A nurse leaving after her shift wouldn't be "leaving patients with no care". The hpospital is leaving patients with no care. A nurse leaving after her shift is not "leaving her colleagues understaffed". The hospital is leaving the nurses understaffed. One can sympathise, and be outraged, and despair at the shortages without being made to feel responsible for them and sacrifice their own wellbeing, safety and mental health working untenable and dangerous hours. A country like the UK has employee rights and unions. I have left a shift where there was not enough staff for the next one. I called the charge nurse on call, explained the situation and left her there to solve it as is her duty. I stayed an extra hour to explain the situation and place an incident report and I claimed that as overtime.

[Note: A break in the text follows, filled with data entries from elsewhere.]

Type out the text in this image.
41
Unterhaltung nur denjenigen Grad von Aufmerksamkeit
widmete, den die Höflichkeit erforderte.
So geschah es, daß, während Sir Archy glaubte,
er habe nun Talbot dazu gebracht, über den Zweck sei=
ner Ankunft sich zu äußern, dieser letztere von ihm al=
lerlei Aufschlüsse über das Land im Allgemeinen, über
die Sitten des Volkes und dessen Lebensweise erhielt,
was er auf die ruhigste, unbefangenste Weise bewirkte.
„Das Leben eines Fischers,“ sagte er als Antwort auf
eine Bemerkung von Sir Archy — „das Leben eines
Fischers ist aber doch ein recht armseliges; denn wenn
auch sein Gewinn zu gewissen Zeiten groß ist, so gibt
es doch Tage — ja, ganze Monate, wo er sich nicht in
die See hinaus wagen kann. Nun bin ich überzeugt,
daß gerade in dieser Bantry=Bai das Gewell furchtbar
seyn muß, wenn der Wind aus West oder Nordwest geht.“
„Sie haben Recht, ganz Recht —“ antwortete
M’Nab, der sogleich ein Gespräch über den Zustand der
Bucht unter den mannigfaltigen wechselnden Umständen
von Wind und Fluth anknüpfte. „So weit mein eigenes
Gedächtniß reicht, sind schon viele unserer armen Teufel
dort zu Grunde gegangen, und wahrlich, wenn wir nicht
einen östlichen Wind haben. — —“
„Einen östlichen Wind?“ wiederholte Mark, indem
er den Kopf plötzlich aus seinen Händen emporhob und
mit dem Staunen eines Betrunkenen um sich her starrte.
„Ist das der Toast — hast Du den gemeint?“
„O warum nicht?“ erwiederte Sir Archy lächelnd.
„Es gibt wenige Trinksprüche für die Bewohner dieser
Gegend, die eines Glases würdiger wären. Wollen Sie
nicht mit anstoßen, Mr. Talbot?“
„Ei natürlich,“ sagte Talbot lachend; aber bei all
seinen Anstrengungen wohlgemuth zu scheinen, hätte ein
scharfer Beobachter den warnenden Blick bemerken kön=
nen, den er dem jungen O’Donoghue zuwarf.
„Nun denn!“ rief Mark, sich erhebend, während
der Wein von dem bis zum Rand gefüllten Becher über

It can be done. if every nurse did this, the situation would not have got to this point.
You wonder why these situations happen almost only exclusively in mainly female professions? Because many women have this belief they have to sacrifice themselves to cover other people's and organisations' fuckups, for very little reward, and putting themselves (and the patients) at risk due to overwork. The belief that "it is their duty" and that "they can't leave". Well guess what, it's not your duty, and you can leave. And the hospital cannot sack you.
There ARE nurses available, and midwives. Some have left the profession, are working less hours, or privately, because they are burnt out and fed up of being treated like slaves. There are plenty of nurses in other countries too. Offer them really good packagess and surprise, surprise, they will come back, or immigrate. Keep paying them shit and treating them like shit, and using them until they die of exhaustion and... what happens? What is happening right now with the NHS in the UK.
Australia started having a crisis with their midwives. Last year they offered amazing conditions to student nurses and midwives and agency staff. Guess what? Their crisis has "miraculously" solved itself. In fact, half of the NHS nurses and half of the New Zealand midwives have emigrated there.
There ARE things a government can do to overcome a crisis in the most basic of human rights. If they are not doing it is because they haven't felt the need to do it. Make them.